22日正午の天気図を見ると、西高東低の気圧配置で、大陸には高気圧、日本の東海上には低気圧が6個もあり、本州付近は等圧線が混み冬型が強まっている。

気象の世界には「押しの冬型」、「引きの冬型」と言われるものがある。
「押しの冬型」は大陸の高気圧が強く発達するがアリューシャンの低気圧の発達は明瞭でないタイプ。「引きの冬型」は大陸の高気圧は強くないが、アリューシャンの低気圧が非常に発達するタイプ。今回は「押しの冬型」タイプだ。
「押しの冬型」タイプの場合、大陸にどすんと優勢な高気圧(寒気の塊)があるので、日本の東海上では低気圧が数で対抗しているような形になり冬型が強まる。この先、来週にかけて日本付近は強弱を繰り返しながら冬型が続き、大陸の高気圧から流れ出す寒気が居座るので警戒が必要だ。
寒気ピークは1回目22日~、2回目24日~
1回目の寒波のピークは22日~23日で、すでに新潟県や長野県などでは24時間(22日15時まで)に50センチ以上の雪が降り、石川・金沢や滋賀・彦根など市街地でも20センチを超える大雪となり、一時「顕著な大雪に関する情報」が発表された。北陸や近畿北部など日本海側では、23日朝にかけて、更に多い所で50センチを超える大雪に警戒が必要だ。また、発達した帯状の雪雲であるJPCZ(帯状の雪雲)が関ケ原を越える予想で、三重県北部や愛知県西部でも雪の積もる所があるため、積雪や路面の凍結による交通障害に注意が必要だ。
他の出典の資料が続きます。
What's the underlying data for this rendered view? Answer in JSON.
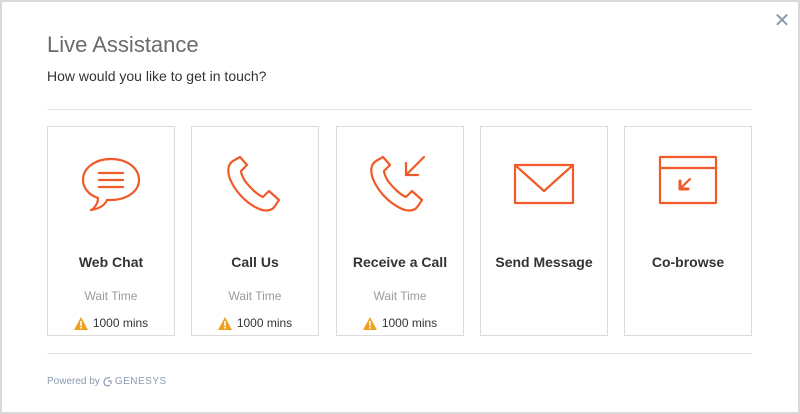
{
  "dialog": {
    "title": "Live Assistance",
    "subtitle": "How would you like to get in touch?",
    "close_label": "✕"
  },
  "colors": {
    "accent": "#f05a28",
    "warning": "#f0a020"
  },
  "options": [
    {
      "label": "Web Chat",
      "wait_label": "Wait Time",
      "wait_value": "1000 mins",
      "icon": "chat-icon"
    },
    {
      "label": "Call Us",
      "wait_label": "Wait Time",
      "wait_value": "1000 mins",
      "icon": "phone-icon"
    },
    {
      "label": "Receive a Call",
      "wait_label": "Wait Time",
      "wait_value": "1000 mins",
      "icon": "incoming-call-icon"
    },
    {
      "label": "Send Message",
      "icon": "envelope-icon"
    },
    {
      "label": "Co-browse",
      "icon": "browser-icon"
    }
  ],
  "footer": {
    "powered_by": "Powered by",
    "brand": "GENESYS"
  }
}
2回目の寒波ピークは24日~25日だ。JPCZは新潟県付近に流れ込み、北陸など日本海側では新たに100センチ前後の除雪が追い付かないレベルの降雪が予想されている。また、日本海側だけでなく九州や四国など西日本の太平洋側でも雪が降り、山沿いを中心に積雪のおそれがある。車の立ち往生やスリップ事故、交通機関の乱れ、水道管の凍結、着雪による倒木や電線切断による停電にも備えておきたい。
終わらない寒波は長期戦
この先も強弱を繰り返しながら、西高東低の冬型の気圧配置が続き、上空の寒気が居座る見込みだ。
来週26日~28日もこの時期らしい寒気が入り、日本海側は雪が降り続く。その次は29日~30日頃に、今回(21日~22日)と同程度の再び強い寒気が南下する見通しだ。
少なくとも1月いっぱいは、大雪と厳しい寒さに警戒が必要だ。